Lors d’une réunion de haut niveau tenue mardi 9 décembre 2025 à la Mission du Canada auprès de l’ONU, plusieurs pays ont annoncé des contributions substantielles pour renforcer la Force de répression des gangs (FRG), une structure internationale offensive mandatée pour appuyer Haïti dans la restauration de la sécurité. Selon des informations obtenues par Alternance Média auprès d’une source gouvernementale, ces engagements marquent « un tournant décisif » dans la mise en œuvre de la mission.

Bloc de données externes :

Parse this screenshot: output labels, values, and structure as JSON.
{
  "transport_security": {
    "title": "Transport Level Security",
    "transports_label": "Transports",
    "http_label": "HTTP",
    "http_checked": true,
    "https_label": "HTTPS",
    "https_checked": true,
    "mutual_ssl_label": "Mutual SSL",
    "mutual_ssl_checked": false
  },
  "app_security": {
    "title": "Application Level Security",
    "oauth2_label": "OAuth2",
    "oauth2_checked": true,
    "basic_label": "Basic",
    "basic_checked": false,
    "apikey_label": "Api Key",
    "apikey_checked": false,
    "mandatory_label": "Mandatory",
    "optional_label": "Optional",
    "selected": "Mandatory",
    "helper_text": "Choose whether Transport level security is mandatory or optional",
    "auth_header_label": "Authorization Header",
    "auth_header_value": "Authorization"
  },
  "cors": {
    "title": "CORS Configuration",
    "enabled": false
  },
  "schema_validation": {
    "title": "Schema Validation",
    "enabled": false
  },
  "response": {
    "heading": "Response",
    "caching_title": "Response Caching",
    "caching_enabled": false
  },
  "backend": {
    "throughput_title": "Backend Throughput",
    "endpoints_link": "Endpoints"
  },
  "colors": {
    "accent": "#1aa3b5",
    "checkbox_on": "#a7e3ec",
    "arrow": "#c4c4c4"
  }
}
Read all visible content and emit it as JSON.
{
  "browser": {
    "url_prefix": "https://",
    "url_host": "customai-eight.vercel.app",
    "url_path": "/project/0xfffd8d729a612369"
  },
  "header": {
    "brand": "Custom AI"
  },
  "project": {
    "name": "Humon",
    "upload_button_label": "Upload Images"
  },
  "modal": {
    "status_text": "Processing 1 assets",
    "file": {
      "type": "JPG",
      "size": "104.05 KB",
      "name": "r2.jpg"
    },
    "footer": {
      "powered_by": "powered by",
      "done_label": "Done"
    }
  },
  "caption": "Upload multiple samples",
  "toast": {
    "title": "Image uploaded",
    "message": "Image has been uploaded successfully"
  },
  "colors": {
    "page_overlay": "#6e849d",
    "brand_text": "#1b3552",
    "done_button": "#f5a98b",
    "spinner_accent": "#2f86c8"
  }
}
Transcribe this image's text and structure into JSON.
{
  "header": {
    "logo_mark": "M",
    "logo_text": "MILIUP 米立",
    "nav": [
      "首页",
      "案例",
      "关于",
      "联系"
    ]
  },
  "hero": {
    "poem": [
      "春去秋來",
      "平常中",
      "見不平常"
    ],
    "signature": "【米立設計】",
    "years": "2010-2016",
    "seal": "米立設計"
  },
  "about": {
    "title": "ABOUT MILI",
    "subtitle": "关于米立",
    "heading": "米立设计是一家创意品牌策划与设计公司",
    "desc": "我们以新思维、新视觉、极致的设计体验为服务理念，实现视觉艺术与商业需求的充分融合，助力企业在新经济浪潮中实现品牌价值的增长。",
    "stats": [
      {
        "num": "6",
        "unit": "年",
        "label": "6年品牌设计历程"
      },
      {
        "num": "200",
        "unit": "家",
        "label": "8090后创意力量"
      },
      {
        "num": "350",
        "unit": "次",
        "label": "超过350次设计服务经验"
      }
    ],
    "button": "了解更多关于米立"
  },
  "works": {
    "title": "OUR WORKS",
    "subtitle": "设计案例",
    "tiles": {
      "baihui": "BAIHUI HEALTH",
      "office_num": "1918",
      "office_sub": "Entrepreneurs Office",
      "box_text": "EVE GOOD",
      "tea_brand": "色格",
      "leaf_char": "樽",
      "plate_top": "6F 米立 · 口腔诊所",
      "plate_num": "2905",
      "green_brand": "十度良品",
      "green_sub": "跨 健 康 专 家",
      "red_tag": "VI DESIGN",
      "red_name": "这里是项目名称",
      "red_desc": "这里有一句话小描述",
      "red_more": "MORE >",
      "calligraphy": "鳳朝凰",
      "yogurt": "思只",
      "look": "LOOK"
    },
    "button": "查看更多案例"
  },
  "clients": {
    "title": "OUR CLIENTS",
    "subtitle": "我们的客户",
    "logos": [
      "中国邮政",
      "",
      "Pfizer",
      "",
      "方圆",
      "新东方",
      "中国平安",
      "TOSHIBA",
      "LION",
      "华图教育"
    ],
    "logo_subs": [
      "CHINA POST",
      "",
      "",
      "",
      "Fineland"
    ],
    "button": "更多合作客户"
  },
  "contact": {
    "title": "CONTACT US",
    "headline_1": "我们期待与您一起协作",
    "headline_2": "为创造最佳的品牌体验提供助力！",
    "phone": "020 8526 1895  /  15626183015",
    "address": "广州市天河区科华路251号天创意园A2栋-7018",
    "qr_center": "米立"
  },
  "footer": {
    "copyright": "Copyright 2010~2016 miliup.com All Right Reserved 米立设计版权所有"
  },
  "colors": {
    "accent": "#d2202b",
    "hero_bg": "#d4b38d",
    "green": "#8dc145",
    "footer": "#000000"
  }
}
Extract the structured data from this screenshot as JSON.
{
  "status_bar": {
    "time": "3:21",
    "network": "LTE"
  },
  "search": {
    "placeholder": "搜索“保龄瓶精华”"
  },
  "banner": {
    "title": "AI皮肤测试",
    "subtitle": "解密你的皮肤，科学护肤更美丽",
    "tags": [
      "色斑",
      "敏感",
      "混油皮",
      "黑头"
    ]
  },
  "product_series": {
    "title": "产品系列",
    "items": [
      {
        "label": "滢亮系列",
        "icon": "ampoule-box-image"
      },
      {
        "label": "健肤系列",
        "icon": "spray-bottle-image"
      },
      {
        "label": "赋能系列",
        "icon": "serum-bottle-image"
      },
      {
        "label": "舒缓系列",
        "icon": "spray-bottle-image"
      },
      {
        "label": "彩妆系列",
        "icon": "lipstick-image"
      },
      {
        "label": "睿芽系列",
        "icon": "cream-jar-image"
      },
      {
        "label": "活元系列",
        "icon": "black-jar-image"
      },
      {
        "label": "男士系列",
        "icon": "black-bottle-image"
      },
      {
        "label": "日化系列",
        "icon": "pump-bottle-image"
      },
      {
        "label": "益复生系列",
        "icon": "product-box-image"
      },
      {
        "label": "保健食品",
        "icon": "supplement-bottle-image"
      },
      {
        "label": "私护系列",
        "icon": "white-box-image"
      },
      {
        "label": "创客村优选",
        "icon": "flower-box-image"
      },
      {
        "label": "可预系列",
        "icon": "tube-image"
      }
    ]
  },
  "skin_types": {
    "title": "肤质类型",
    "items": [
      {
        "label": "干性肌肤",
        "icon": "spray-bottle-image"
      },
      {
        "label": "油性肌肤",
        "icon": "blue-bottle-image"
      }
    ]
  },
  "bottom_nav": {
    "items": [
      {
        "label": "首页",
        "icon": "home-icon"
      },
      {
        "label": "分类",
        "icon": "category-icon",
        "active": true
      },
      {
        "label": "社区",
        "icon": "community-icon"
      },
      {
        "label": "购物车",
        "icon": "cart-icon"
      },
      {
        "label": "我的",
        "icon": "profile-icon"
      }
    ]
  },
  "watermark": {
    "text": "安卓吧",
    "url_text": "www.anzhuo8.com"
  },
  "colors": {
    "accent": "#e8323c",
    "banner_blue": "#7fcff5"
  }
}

Des troupes et des moyens renforcés
Le Tchad a proposé le déploiement de 1 500 soldats, tandis que la Sierra Leone, le Burkina Faso, la Gambie et le Burundi ont confirmé l’envoi de militaires, ingénieurs et policiers. Le Kenya, déjà présent en Haïti avec environ 700 policiers, a annoncé son intégration complète à la nouvelle force.
Au total, plus de 3 500 nouveaux personnels – majoritairement militaires – devraient rejoindre la FRG. Des capacités spécialisées, dont une unité aérienne, des équipes mobiles et une composante maritime, ont également été promises.
Soutien financier accru
Le Canada apporte 40 millions USD additionnels au Fonds d’affectation spéciale et renforce son engagement opérationnel. Les États-Unis, qualifiant à nouveau la mission d’« offensive et vitale », annoncent un soutien politique et logistique renforcé.
La République dominicaine contribuera à hauteur de 10 millions USD, tout en maintenant l’accès aux installations hospitalières pour les évacuations médicales.
Pour la première fois, Haïti elle-même financera une mission internationale, à hauteur de 50 millions USD — une partie en nature.
Un consensus : la sécurité comme préalable politique
Les participants ont réaffirmé que la FRG n’est pas une mission de maintien de la paix, mais une opération active contre les gangs. Restaurer la sécurité est considéré comme la condition indispensable pour organiser des élections crédibles et rétablir l’ordre constitutionnel.
Le gouvernement haïtien, dans un communiqué diffusé après la rencontre, s’est félicité d’un « élan international sans précédent » et d’une coalition « unie autour d’une vision commune » pour libérer le pays de l’emprise des groupes armés.
Renforcement de la PNH et calendrier opérationnel
La Police nationale d’Haïti poursuivra l’exécution de son budget 2025-2026 (33,3 milliards de gourdes) et accélère le programme P-4000, qui prévoit la formation de 4 000 nouveaux policiers sur un an.
Parallèlement, 70 véhicules blindés ont été commandés :
10 déjà livrés 20 en route le reste attendu au premier trimestre 2026 Les États-Unis fourniront 25 blindés supplémentaires. Un accord PNH-FADH prévoit l’usage conjoint de la base de Vertières, qui sera équipée par Washington.
Les États membres ont jusqu’en février 2026 pour finaliser leurs engagements, tandis qu’une nouvelle réunion se tiendra vendredi à Washington, au siège de l’OEA, consacrée notamment à l’après-7 février 2026.
Réactions politiques
Sur les réseaux sociaux, plusieurs acteurs politiques ont salué la mobilisation internationale.
L’avocat et homme politique André Michel a remercié les pays contributeurs, affirmant que « Haïti peut donner plus de 30 millions de dollars » pour soutenir la force. Du côté du gouvernement, le premier ministre, Alix Didier Fils- Aimé a mis en avant l’engagement conjoint du Canada, des États-Unis et de la communauté internationale en faveur de la sécurité et de la stabilité.